Have you found the reason of this beahvior? The intuition is that the lower the confidence threshold, the higher the false positives, so the precision would be lower.. so it's a little confusing.

glenn-jocher commented 4 years ago

@simaiden the original problems referenced in this issue have been corrected. mAP is correctly reported now, along with P and R.

simaiden commented 4 years ago

@simaiden the original problems referenced in this issue have been corrected. mAP is correctly reported now, along with P and R.

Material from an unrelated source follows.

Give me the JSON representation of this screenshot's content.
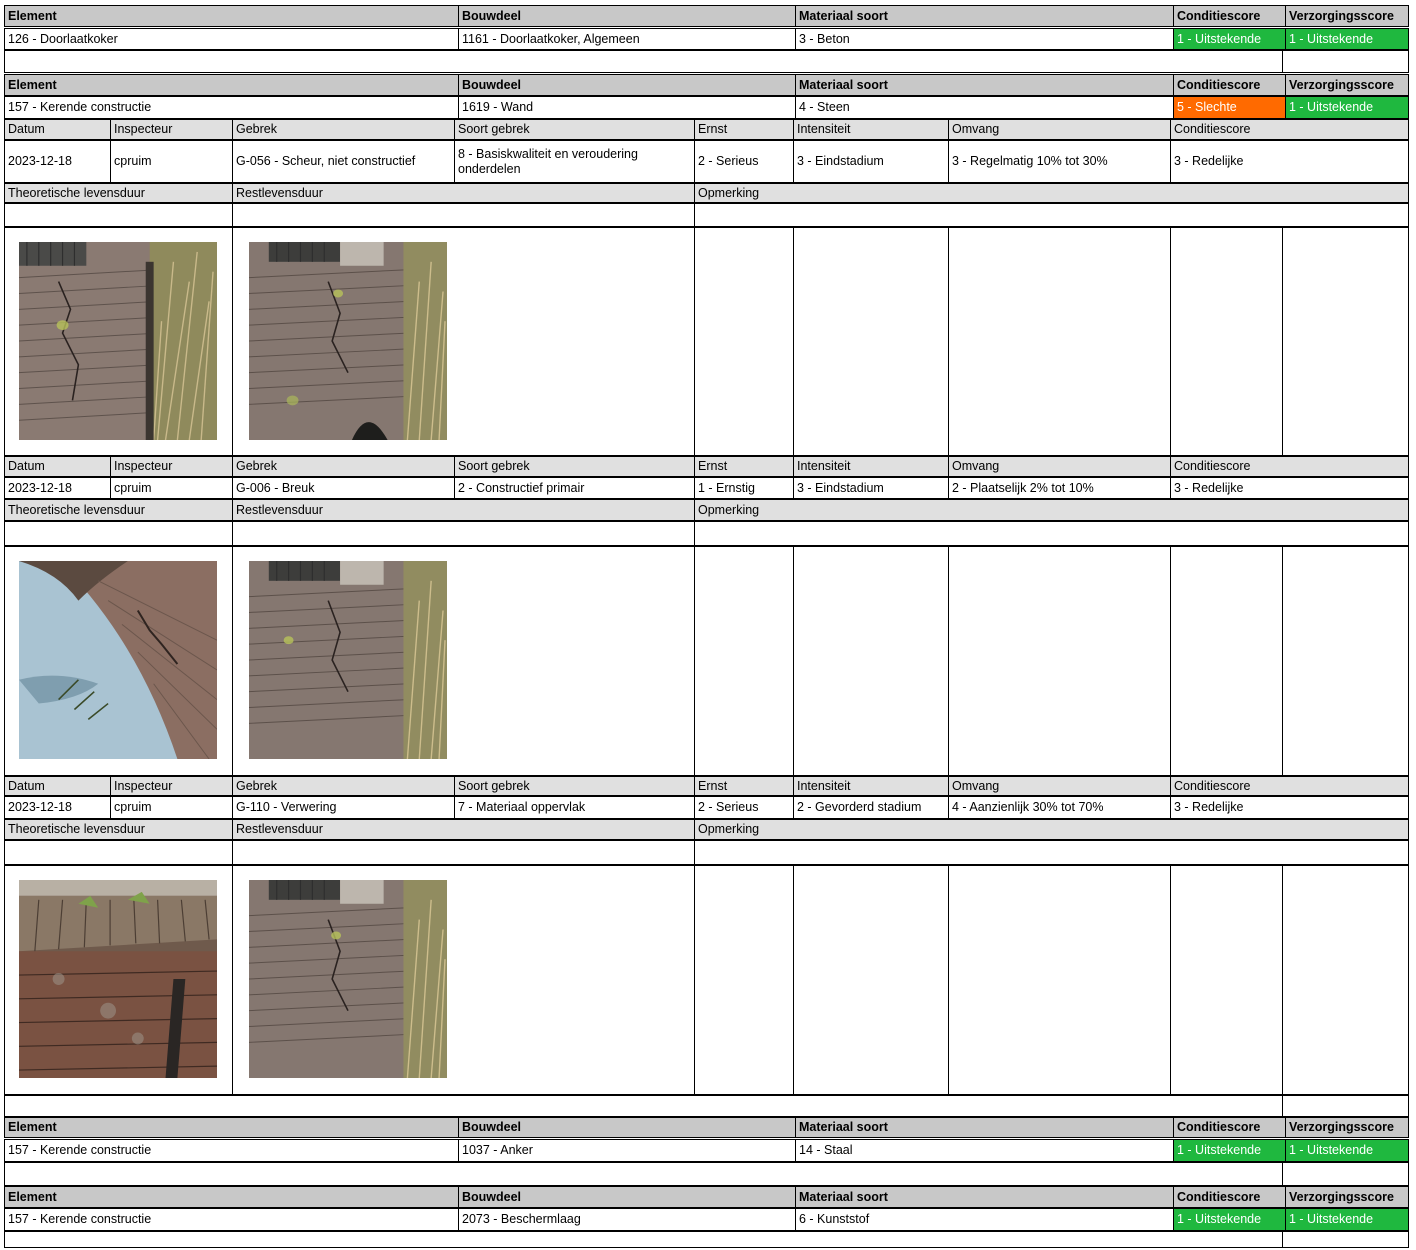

But what about the lower map with high confidence threshold? This happen when I use the coco api, do you mean that with this repo didn't happen?

Thanks!

glenn-jocher commented 4 years ago

@simaiden I don't understand. mAP should be computed at 0.001 or 0.0001 confidence threshold. Everything is working correctly in this repo in regards to mAP computation.

simaiden commented 4 years ago

@simaiden I don't understand. mAP should be computed at 0.001 or 0.0001 confidence threshold. Everything is working correctly in this repo in regards to mAP computation.

Thanks for your reply.

Ok, this is the way to calculate the map, but do you have any clue why this? and why when I increase the confidence the map decrease? I'm not talking about this repo in particular but in general, sorry if my question is not about the repo itselfs.

glenn-jocher commented 4 years ago

@simaiden search online, we can't help you with this.